Other case, if $\epsilon,\epsilon'$ are small then we can kind of ignore $\epsilon'^2$ relative to $2L\epsilon'$ and handle this by challenging our black box to get within something like $\epsilon'=\epsilon/(2L)$. But, that is technically too big with the $\epsilon'^2$ so we choose something a healthy amount smaller, say $\epsilon'=\epsilon/(4L)$ “just to be sure.” Also if that is bigger than some number (I think $8 L^2$?) we just choose to “max out” at that number.**
So then when we expand the square we get $(L+\epsilon')^2 = L^2 + \epsilon/2 + (\epsilon/(4L))^2$, and we can prove that this is less than or equal to $L^2+ \epsilon,$ fulfilling our part of the challenge. We can then again pass the buck onto our black box, “we know that for all $\epsilon'$, there exists $\delta$... so for the specific case $\epsilon'=\operatorname{min}(\epsilon/(4L), 8L^2)$ there exists a specific $\delta'$...” and we hand back that $\delta'$ plus the proof.

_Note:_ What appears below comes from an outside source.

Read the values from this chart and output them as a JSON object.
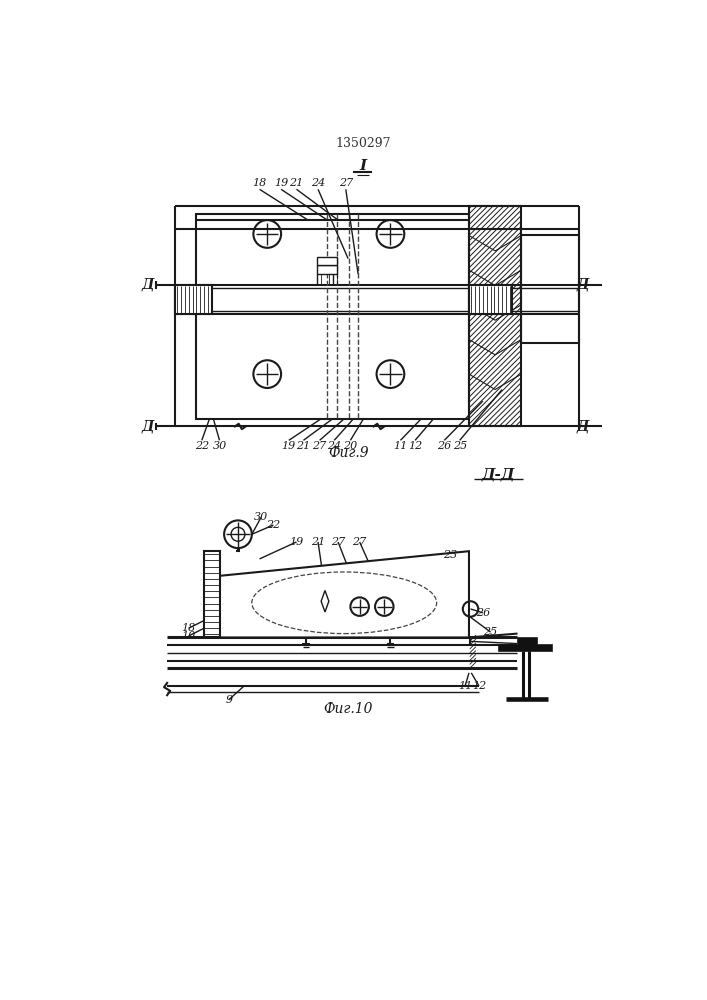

*(Technically thie way I have worded this challenge-response approach assumes that the existence proof constructs a suitable $\delta$ which is not necessarily the case, maybe some proof is actually based on the axiom of choice or so and does not construct a value but merely proves that one must exist... but I am trying to give a pedagogical feel for how we should attack the problems and this point of rigor does not affect the strategy that we use to attack, you still get to say “well they won't tell me what it is but they sure proved that it exists, and if it exists then it also works for me.”)
**(The other answer was much cleverer and said $\epsilon/(1+2|L|)$ which does not have the division by zero case and also is that “healthy amount smaller,” but I think it also needs to “max out” in a similar way.)